U.N. Chief Hits Back at Assad over Crackdown Death Tollإقرأ هذا الخبر بالعربية
U.N. chief Ban Ki-moon on Thursday hit back at criticism from Syria's President Bashar al-Assad, insisting that information on the number of deaths in the government crackdown is "very credible."
Ban told reporters during a trip to the Dadaab refugee camps in Kenya that he could not believe that less than 4,000 people had been killed, as Assad's government has claimed.
"All the credible information is that more than 4,000 people have been killed by the government forces. The high commissioner for human rights has made it already clear through all the various sources, very credible sources," Ban said.
In an interview with U.S. television this week, Assad dismissed the death toll of more than 4,000 given by the U.N., insisting that 1,100 soldiers and police had been killed.
"Who said that the United Nations is a credible institution?" Assad declared.
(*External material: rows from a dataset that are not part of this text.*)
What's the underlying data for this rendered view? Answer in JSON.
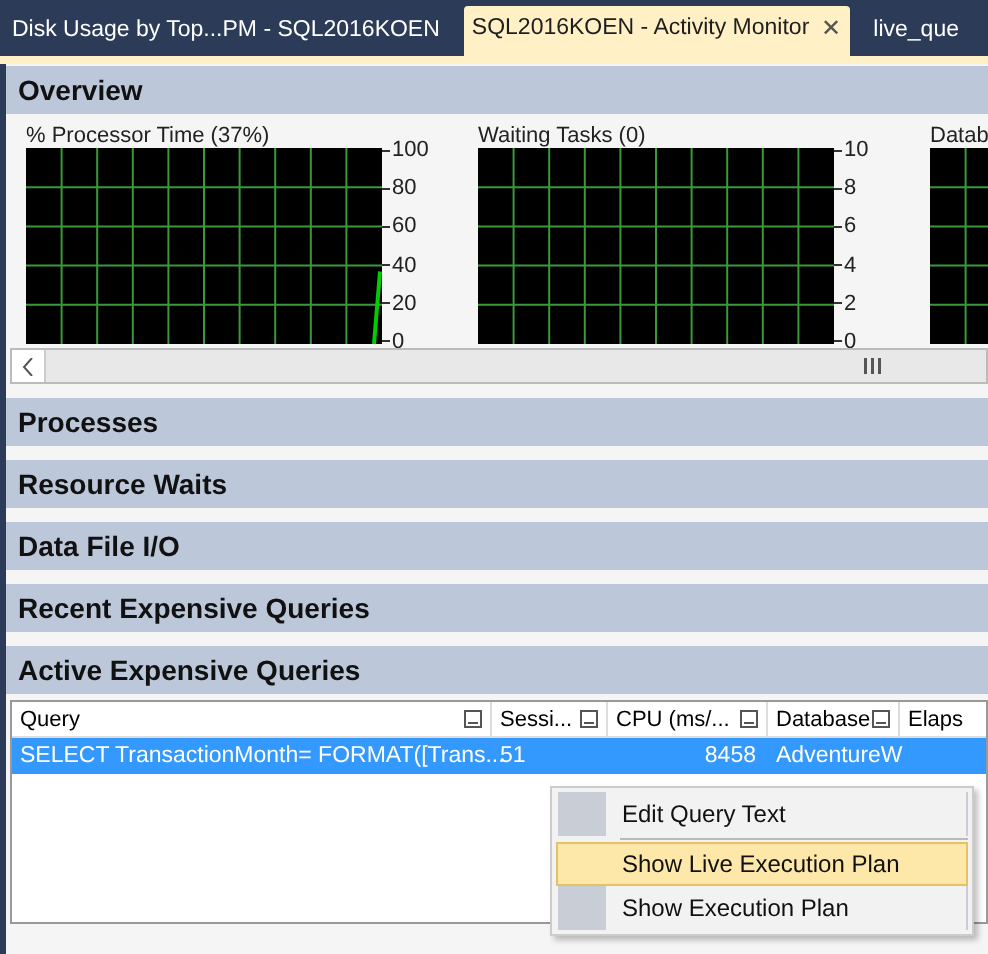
{
  "tabs": [
    {
      "label": "Disk Usage by Top...PM - SQL2016KOEN",
      "selected": false
    },
    {
      "label": "SQL2016KOEN - Activity Monitor",
      "selected": true,
      "close": "✕"
    },
    {
      "label": "live_que",
      "selected": false
    }
  ],
  "overview": {
    "title": "Overview",
    "charts": [
      {
        "title": "% Processor Time (37%)",
        "axis_labels": [
          "100",
          "80",
          "60",
          "40",
          "20",
          "0"
        ],
        "trace": true
      },
      {
        "title": "Waiting Tasks (0)",
        "axis_labels": [
          "10",
          "8",
          "6",
          "4",
          "2",
          "0"
        ],
        "trace": false
      },
      {
        "title": "Datab"
      }
    ]
  },
  "sections": [
    {
      "title": "Processes"
    },
    {
      "title": "Resource Waits"
    },
    {
      "title": "Data File I/O"
    },
    {
      "title": "Recent Expensive Queries"
    }
  ],
  "active_queries": {
    "title": "Active Expensive Queries",
    "columns": [
      "Query",
      "Sessi...",
      "CPU (ms/...",
      "Database",
      "Elaps"
    ],
    "rows": [
      {
        "selected": true,
        "cells": [
          "SELECT  TransactionMonth= FORMAT([Trans...",
          "51",
          "8458",
          "AdventureW",
          ""
        ]
      }
    ]
  },
  "context_menu": [
    {
      "label": "Edit Query Text",
      "selected": false,
      "separator_after": true
    },
    {
      "label": "Show Live Execution Plan",
      "selected": true,
      "separator_after": false
    },
    {
      "label": "Show Execution Plan",
      "selected": false,
      "separator_after": false
    }
  ]
}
However, the U.N. secretary general said the global body has dealt with "violations of human rights issues which have been happening in Syria and elsewhere on a very impartial, fair, objective and credible basis.
"This is on the basis of the spirit and letter of the United Nations Charter. As secretary general I can clearly state that United Nations missions will always be based on fairness and impartiality, neutrality, the protection of human rights and dignity," he said.